Your, Watson, truly.
I wish. This is just Tony.
Mycoplasma Galliseptum is a disease of poultry as well as wild birds. If as a rehabber you can get a vet to write you a prescription for Tylan powder you can add it to the water the sick birds drink to help. Chances are though they will remain carriers. Check with an avian vet to be sure. But we have used it for poultry for years.

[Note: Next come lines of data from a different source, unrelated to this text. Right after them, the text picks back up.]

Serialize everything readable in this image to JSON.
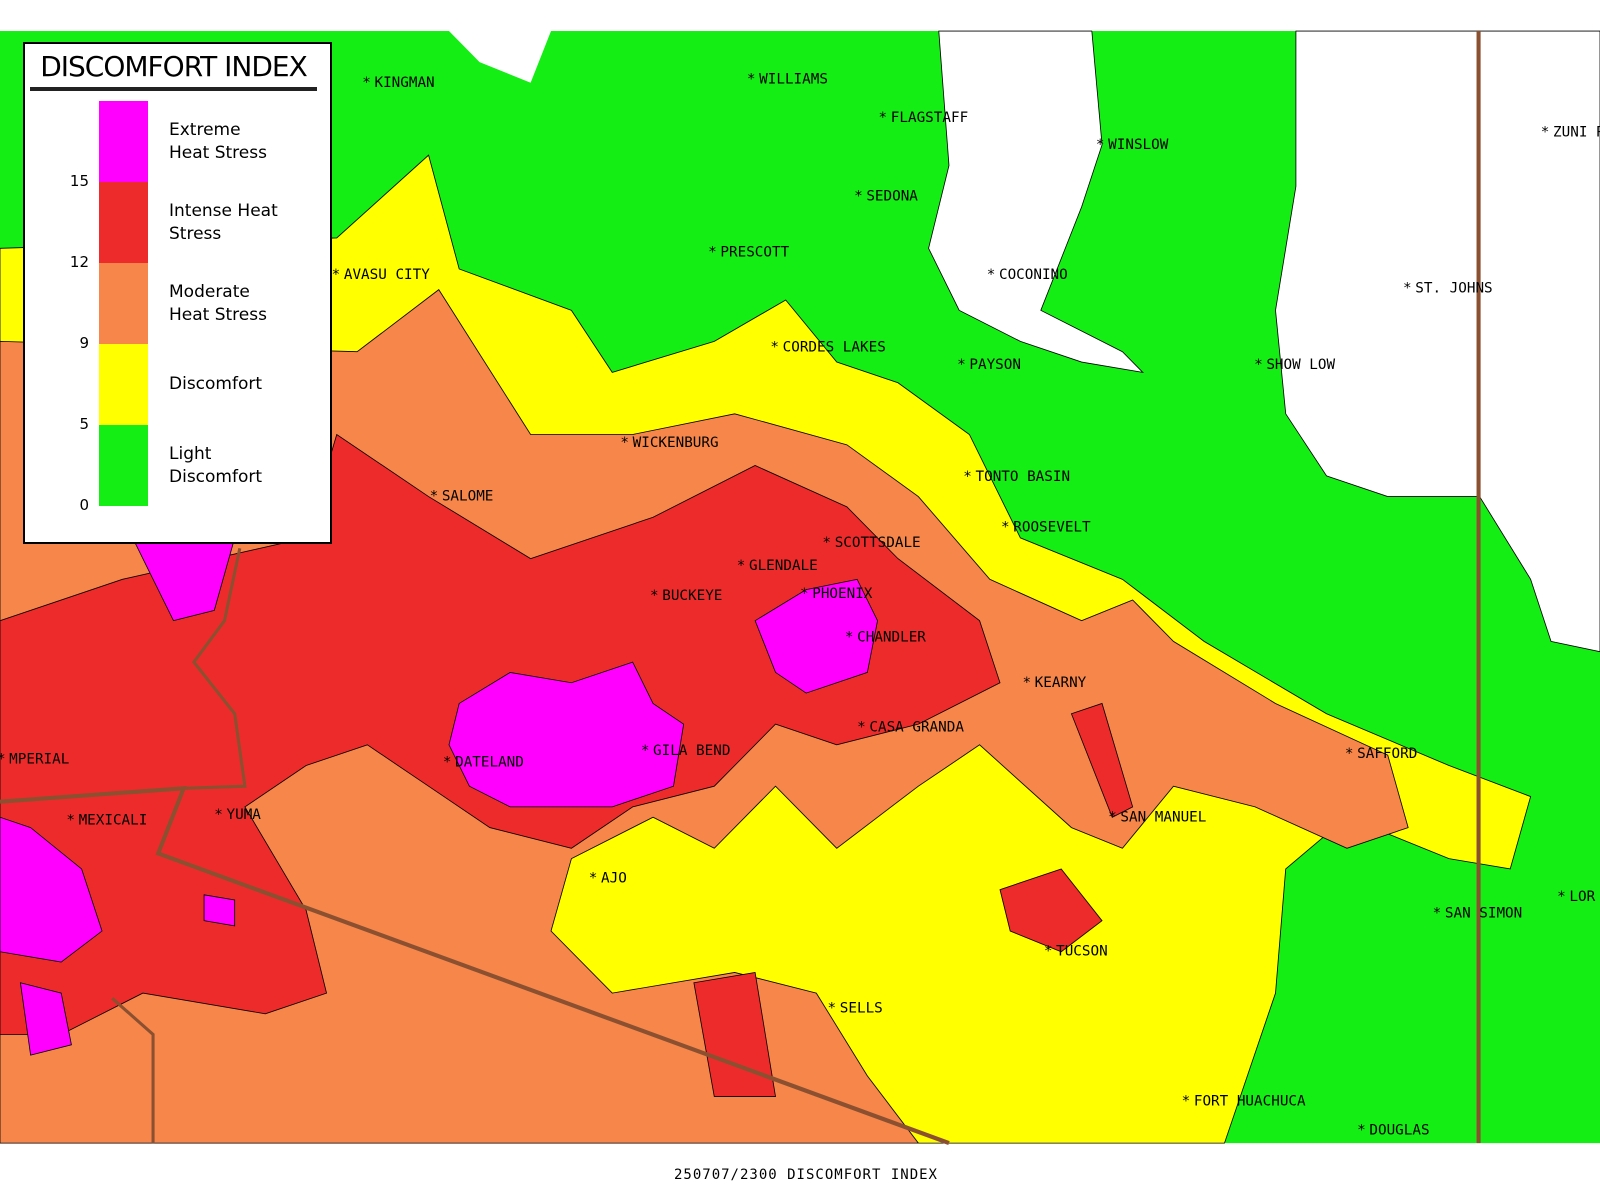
{
  "legend": {
    "title": "DISCOMFORT INDEX",
    "classes": [
      {
        "label": "Light Discomfort",
        "color": "#14ee14"
      },
      {
        "label": "Discomfort",
        "color": "#ffff00"
      },
      {
        "label": "Moderate Heat Stress",
        "color": "#f7864a"
      },
      {
        "label": "Intense Heat Stress",
        "color": "#ee2b2b"
      },
      {
        "label": "Extreme Heat Stress",
        "color": "#ff00ff"
      }
    ],
    "breaks": [
      0,
      5,
      9,
      12,
      15
    ]
  },
  "cities": [
    "KINGMAN",
    "WILLIAMS",
    "FLAGSTAFF",
    "ZUNI P",
    "WINSLOW",
    "SEDONA",
    "PRESCOTT",
    "COCONINO",
    "ST. JOHNS",
    "AVASU CITY",
    "CORDES LAKES",
    "PAYSON",
    "SHOW LOW",
    "WICKENBURG",
    "TONTO BASIN",
    "SALOME",
    "ROOSEVELT",
    "SCOTTSDALE",
    "GLENDALE",
    "BUCKEYE",
    "PHOENIX",
    "CHANDLER",
    "KEARNY",
    "CASA GRANDA",
    "SAFFORD",
    "GILA BEND",
    "DATELAND",
    "MPERIAL",
    "MEXICALI",
    "YUMA",
    "SAN MANUEL",
    "AJO",
    "SAN SIMON",
    "LOR",
    "TUCSON",
    "SELLS",
    "FORT HUACHUCA",
    "DOUGLAS"
  ],
  "footer": "250707/2300 DISCOMFORT INDEX"
}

@MizGreenJeans, your comment helps me realize that, while I mention treating the finches for three weeks with antibiotics, I don't name Tylan specifically. I do in previous and subsequent posts. Gonna fix that. Thank you. Tylan is what I use, and the reason that the poultry literature states that birds likely remain carriers after treatment is that the bottle instructions for captive fowl say to treat them for five days. And nobody likely ever puts domestic fowl on Tylan for three weeks, like I'm doing here. Five days of treatment isn't going to do it. My wild birds get Tylan for three weeks straight. The one bird (Jemima Jay) I followed for seven months after three weeks of successful Tylan treatment was still asymptomatic and clear when I lost track of her.
This post is genius and I'm really surprised it didn't get further reach given the mysterious bird disease this year. I'm noticing a lot more of likely finch disease posts on many of my FB birding pages in Pennsylvania. I'm gonna be sharing this anytime I see one pop up.